WalltimeCheckpointer#

class WalltimeCheckpointer(*args, **kwargs)#

Bases: Callback

Checkpoints and stops the training when a walltime limit is reached.

This is useful for Slurm jobs that have a hard time limit. We want to stop short of the limit to save a checkpoint and exit gracefully, so that the job can be automatically resumed.

Parameters:
  • start_time (float)

  • checkpoint_dir (str | Path)

  • time_limit_hours (float)

  • buffer_minutes (float)

  • checkpoint_filename (str)

  • stop_trainer_after_time_limit (bool)

__init__(
start_time,
checkpoint_dir,
time_limit_hours=4.0,
buffer_minutes=2.0,
checkpoint_filename='last.ckpt',
stop_trainer_after_time_limit=True,
)#

WalltimeCheckpointer constructor.

Parameters:
  • start_time (float) – Timestamp when the job started (e.g. from time.time() or date +%s).

  • checkpoint_dir (str | Path) – Directory where to save the checkpoint.

  • time_limit_hours (float) – The allocation time limit in hours.

  • buffer_minutes (float) – How many minutes before the limit to stop.

  • checkpoint_filename (str) – Name of the checkpoint file to save.
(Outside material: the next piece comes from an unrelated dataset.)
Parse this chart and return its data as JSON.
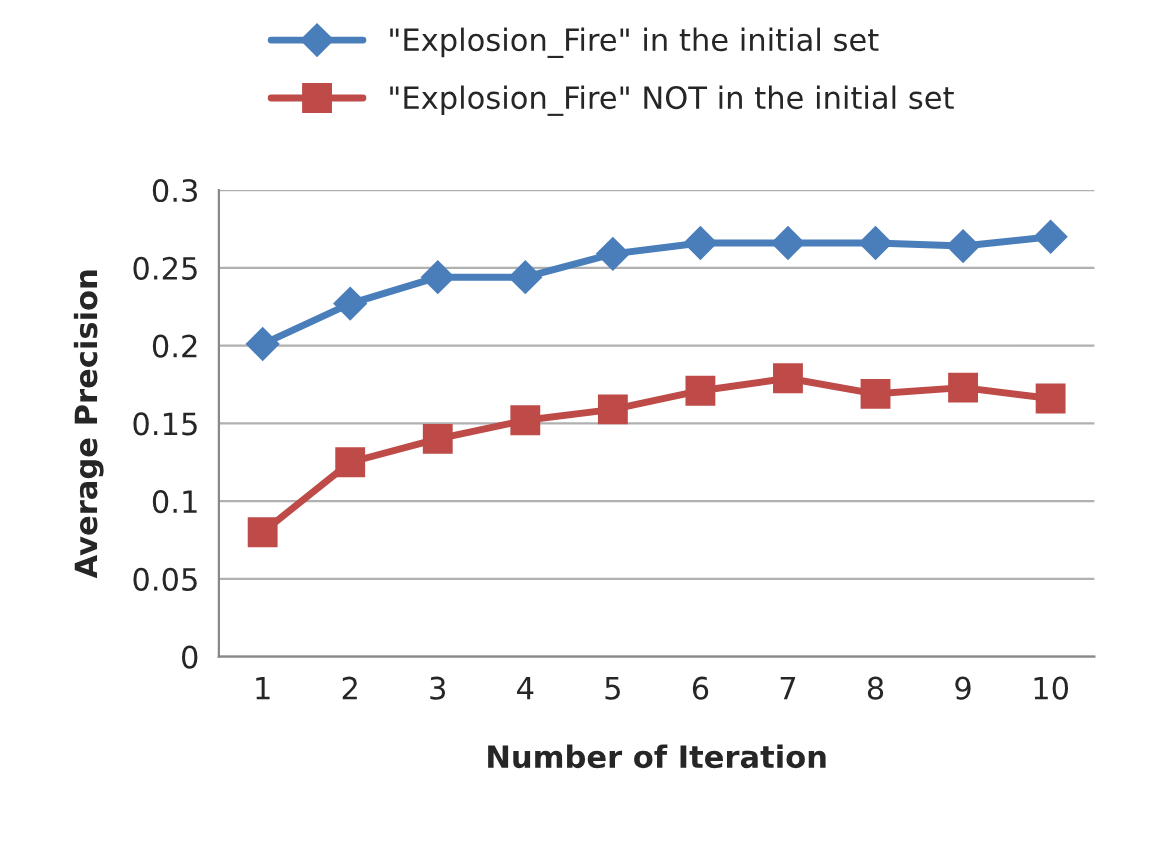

  • stop_trainer_after_time_limit (bool) – Whether to stop the trainer after the time limit.

on_val_batch_end(
trainer,
pl_module,
outputs,
batch,
batch_idx,
)#

Check time after every batch.

Parameters:
  • trainer (pytorch_lightning.Trainer)

  • pl_module (pytorch_lightning.LightningModule)

on_train_batch_end(
trainer,
pl_module,
outputs,
batch,
batch_idx,
)#

Check time after every batch.

Parameters:
  • trainer (pytorch_lightning.Trainer)

  • pl_module (pytorch_lightning.LightningModule)